= Type site =

Archaeological site that defines a culture

In archaeology, a type site (American English) or type-site (British English) is the site used to define a particular archaeological culture or other typological unit, which is often named after it. For example, discoveries at La Tène and Hallstatt led scholars to divide the European Iron Age into the La Tène culture and Hallstatt culture, named after their respective type sites.

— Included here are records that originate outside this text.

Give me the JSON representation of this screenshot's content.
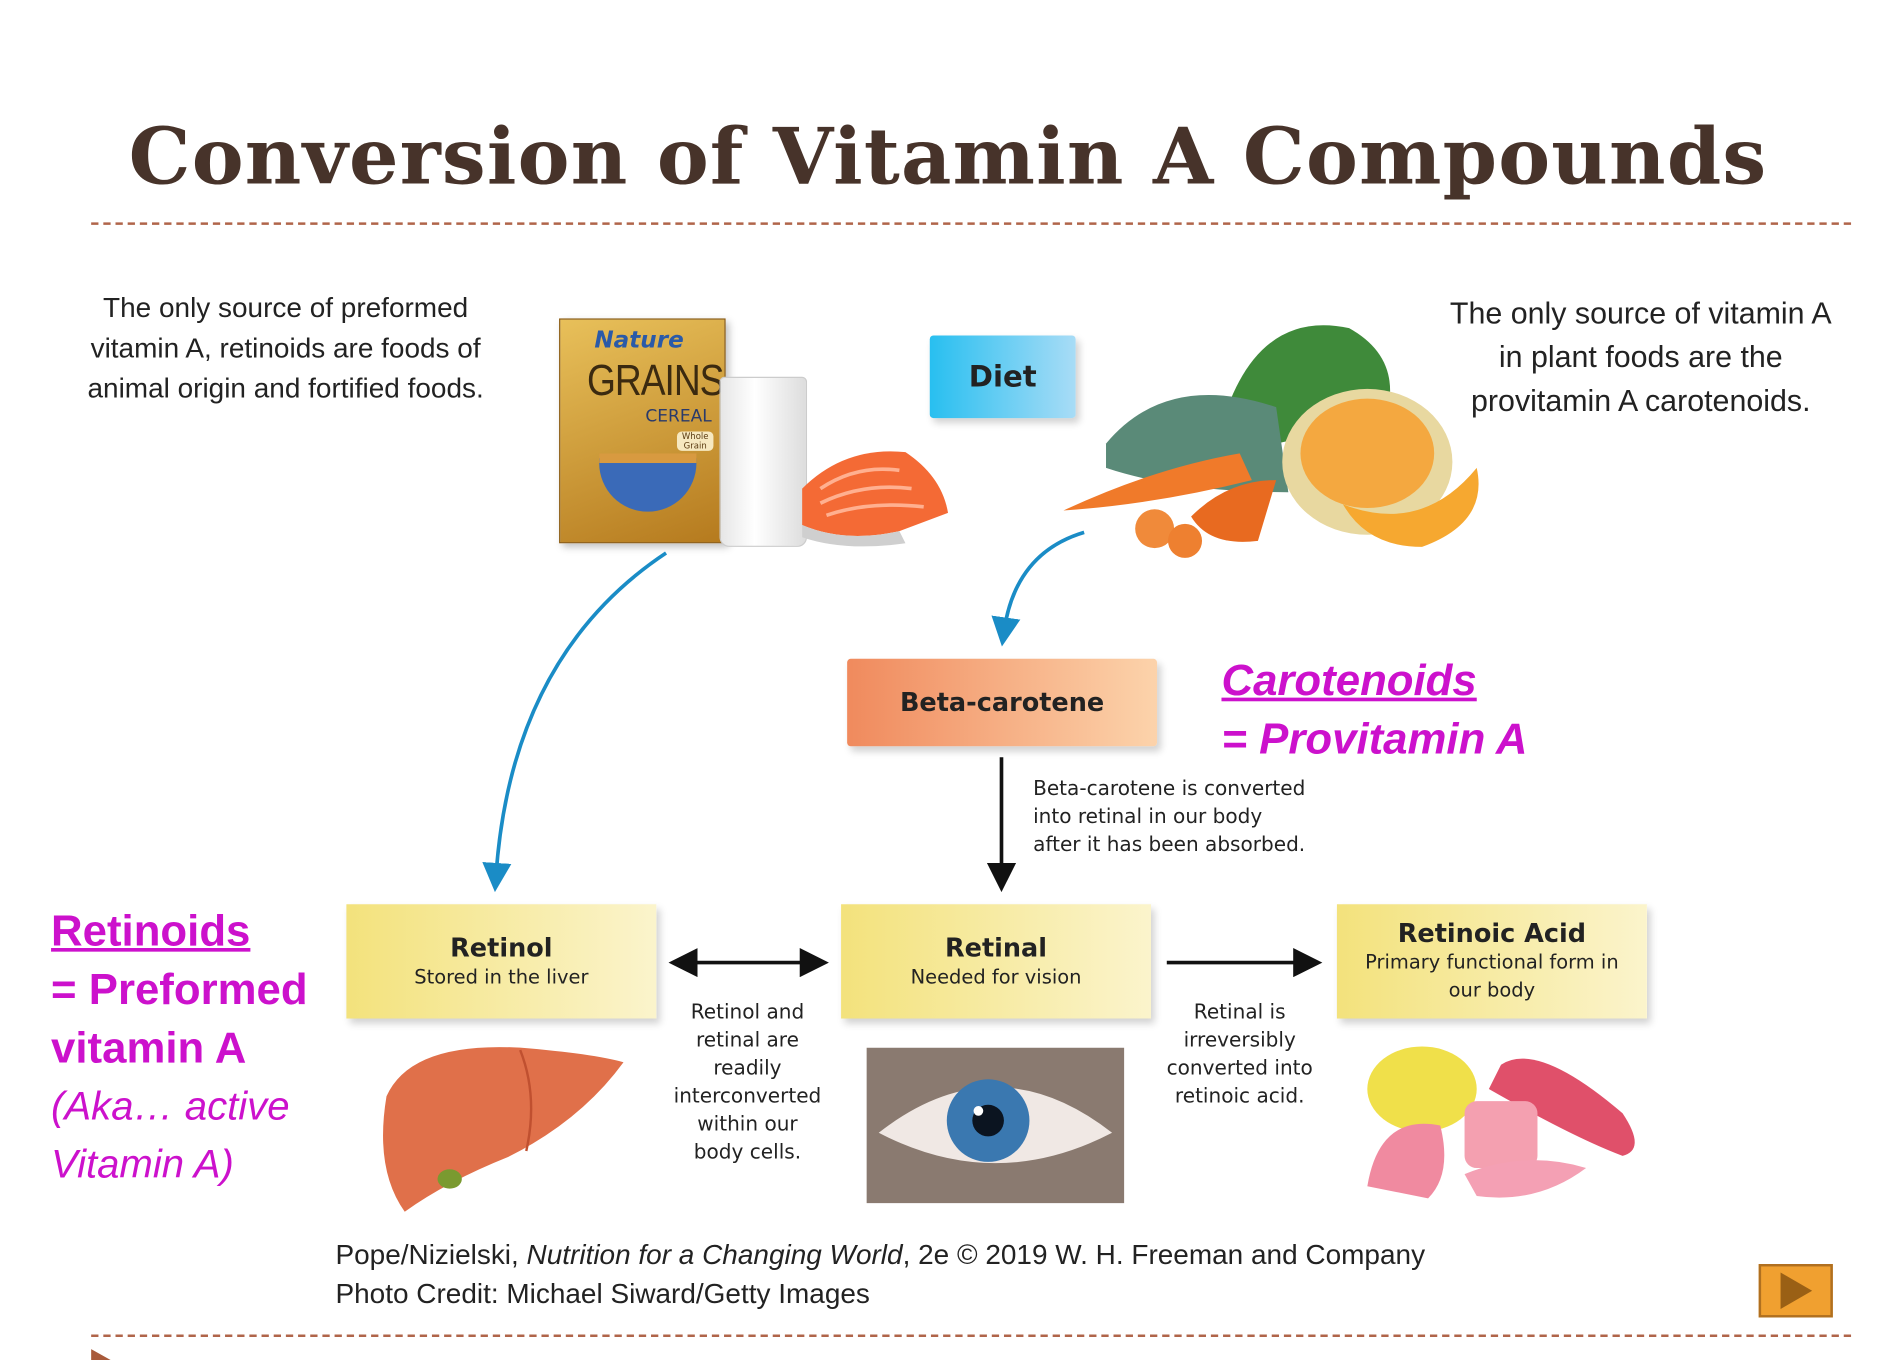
{
  "title": "Conversion of Vitamin A Compounds",
  "left_caption": [
    "The only source of preformed",
    "vitamin A, retinoids are foods of",
    "animal origin and fortified foods."
  ],
  "right_caption": [
    "The only source of vitamin A",
    "in plant foods are the",
    "provitamin A carotenoids."
  ],
  "cereal_box": {
    "brand": "Nature",
    "name": "GRAINS",
    "sub": "CEREAL",
    "badge": "Whole Grain"
  },
  "diet_label": "Diet",
  "beta_carotene_label": "Beta-carotene",
  "beta_note": [
    "Beta-carotene is converted",
    "into retinal in our body",
    "after it has been absorbed."
  ],
  "carotenoids": {
    "heading": "Carotenoids",
    "sub": "= Provitamin A"
  },
  "retinoids": {
    "heading": "Retinoids",
    "line1": "= Preformed",
    "line2": "vitamin A",
    "aka1": "(Aka… active",
    "aka2": "Vitamin A)"
  },
  "boxes": [
    {
      "title": "Retinol",
      "sub": "Stored in the liver"
    },
    {
      "title": "Retinal",
      "sub": "Needed for vision"
    },
    {
      "title": "Retinoic Acid",
      "sub": "Primary functional form in our body"
    }
  ],
  "middle_note": [
    "Retinol and",
    "retinal are",
    "readily",
    "interconverted",
    "within our",
    "body cells."
  ],
  "right_note": [
    "Retinal is",
    "irreversibly",
    "converted into",
    "retinoic acid."
  ],
  "citation": {
    "pre": "Pope/Nizielski, ",
    "book": "Nutrition for a Changing World",
    "post": ", 2e © 2019 W. H. Freeman and Company",
    "photo": "Photo Credit: Michael Siward/Getty Images"
  },
  "colors": {
    "title": "#47332a",
    "accent_magenta": "#cc11cc",
    "arrow_blue": "#1a8cc6",
    "diet_box": "#29c0ef",
    "beta_box": "#f08a5d",
    "retinoid_boxes": "#f3e27c",
    "next_button": "#f0a030"
  },
  "icons": {
    "next": "play-triangle-icon"
  }
}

The concept is similar to type localities in geology and type specimens in biology.

==Notable type sites==

=== Africa ===

- Nok (Kaduna, Nigeria), of the Nok culture

===East Asia===
- Banpo (Yangshao culture, Neolithic Yangshao culture, China)
- Liangzhu Town, near Hangzhou (Liangzhu culture, Neolithic, China)
- Songguk-ri (Middle Mumun culture, southern Korea)
- Suemura cluster of kilns – Kilns of Sue pottery (Middle and Late Kofun period, Osaka, Japan)
- Sanage cluster of kilns — Kilns of Green Glazed Ware and Ash Glazed Ware (Nara and Heian period, Aichi Prefecture, Japan)

===Europe===
- a river terrace of the River Somme (Abbeville, France), of the Abbevillian culture
- Aurignac (Haute Garonne, France), of the Aurignacian culture
- Hallstatt (Salzkammergut, Austria), of the Hallstatt culture
- La Tène, Neuchâtel, Switzerland, of the La Tène culture
- Vinča, Belgrade, Serbia, of the Vinča culture
- Abri de la Madeleine (Dordogne, France), of the Magdalenian culture
- Le Moustier (Dordogne, France), of the Mousterian culture
- Saint Acheul (near Amiens, France), of the Acheulean culture
- Butmir (near Sarajevo, Bosnia-Herzegovina), of the Butmir culture
- Cucuteni (Romania) and Trypillia (Ukraine), of the Cucuteni–Trypillia culture

===Mesoamerica===
- Uaxactun (Maya civilization, Dept.of Peten, Guatemala)
- Dzibilchaltun (Maya civilization, northern Yucatan, Mexico)
- Monte Albán (Zapotec civilization, Oaxaca, Mexico)

===Near East===
- Tell Halaf, Syria, for the Halaf culture
- Tell Hassuna, Iraq, for the Hassuna culture
- Jemdet Nasr, Iraq, for the Jemdet Nasr period
- Tell al-'Ubaid, Iraq, for the Ubaid period
- Uruk, Iraq, for the Uruk period

===Northern America===
- Folsom, New Mexico (Folsom Tradition), United States
- Clovis, New Mexico (Clovis culture), United States: generally accepted as the type site for an early human culture in North America
- La Plata County, Colorado (Basketmaker II period of the Anasazi culture), United States
- Barton Gulch of the Blackwater Draw Paleo-Indian culture
- Adena Mound (Adena culture), United States
- Borax Lake Site, for two of the earliest cultural traditions in California: the Post Pattern and Borax Lake Pattern.

===Oceania===
- New Caledonia, of the Lapita culture.